A visitor, too, requires to reason and reflect a little, before the sight of a number of men engaged in ordinary labour, such as he is accustomed to out of doors, will impress him half as strongly as the contemplation of the same persons in the same place and garb would, if they were occupied in some task, marked and degraded everywhere as belonging only to felons in jails. In an American state prison or house of correction, I found it difficult at first to persuade myself that I was really in a jail: a place of ignominious punishment and endurance. And to this hour I very much question whether the humane boast that it is not like one, has its root in the true wisdom or philosophy of the matter.

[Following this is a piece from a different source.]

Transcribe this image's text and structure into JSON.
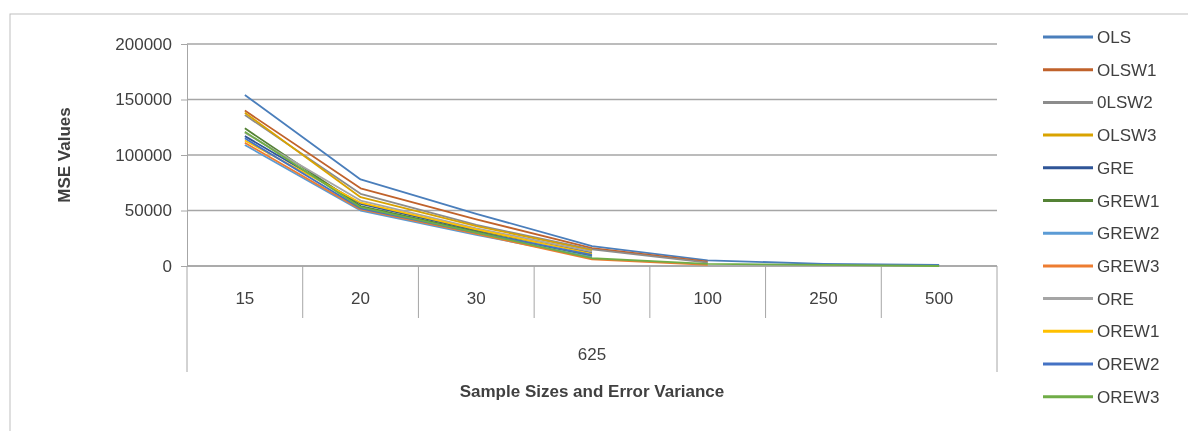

I hope I may not be misunderstood on this subject, for it is one in which I take a strong and deep interest. I incline as little to the sickly feeling which makes every canting lie or maudlin speech of a notorious criminal a subject of newspaper report and general sympathy, as I do to those good old customs of the good old times which made England, even so recently as in the reign of the Third King George, in respect of her criminal code and her prison regulations, one of the most bloody-minded and barbarous countries on the earth. If I thought it would do any good to the rising generation, I would cheerfully give my consent to the disinterment of the bones of any genteel highwayman (the more genteel, the more cheerfully), and to their exposure, piecemeal, on any sign-post, gate, or gibbet, that might be deemed a good elevation for the purpose. My reason is as well convinced that these gentry were as utterly worthless and debauched villains, as it is that the laws and jails hardened them in their evil courses, or that their wonderful escapes were effected by the prison-turnkeys who, in those admirable days, had always been felons themselves, and were, to the last, their bosom-friends and pot-companions. At the same time I know, as all men do or should, that the subject of Prison Discipline is one of the highest importance to any community; and that in her sweeping reform and bright example to other countries on this head, America has shown great wisdom, great benevolence, and exalted policy. In contrasting her system with that which we have modelled upon it, I merely seek to show that with all its drawbacks, ours has some advantages of its own.
The House of Correction which has led to these remarks, is not walled, like other prisons, but is palisaded round about with tall rough stakes, something after the manner of an enclosure for keeping elephants in, as we see it represented in Eastern prints and pictures. The prisoners wear a parti-coloured dress; and those who are sentenced to hard labour, work at nail-making, or stone- cutting. When I was there, the latter class of labourers were employed upon the stone for a new custom-house in course of erection at Boston. They appeared to shape it skilfully and with expedition, though there were very few among them (if any) who had not acquired the art within the prison gates.
The women, all in one large room, were employed in making light clothing, for New Orleans and the Southern States. They did their work in silence like the men; and like them were over-looked by the person contracting for their labour, or by some agent of his appointment. In addition to this, they are every moment liable to be visited by the prison officers appointed for that purpose.
The arrangements for cooking, washing of clothes, and so forth, are much upon the plan of those I have seen at home. Their mode of bestowing the prisoners at night (which is of general adoption) differs from ours, and is both simple and effective. In the centre of a lofty area, lighted by windows in the four walls, are five tiers of cells, one above the other; each tier having before it a light iron gallery, attainable by stairs of the same construction and material: excepting the lower one, which is on the ground. Behind these, back to back with them and facing the opposite wall, are five corresponding rows of cells, accessible by similar means: so that supposing the prisoners locked up in their cells, an officer stationed on the ground, with his back to the wall, has half their number under his eye at once; the remaining half being equally under the observation of another officer on the opposite side; and all in one great apartment.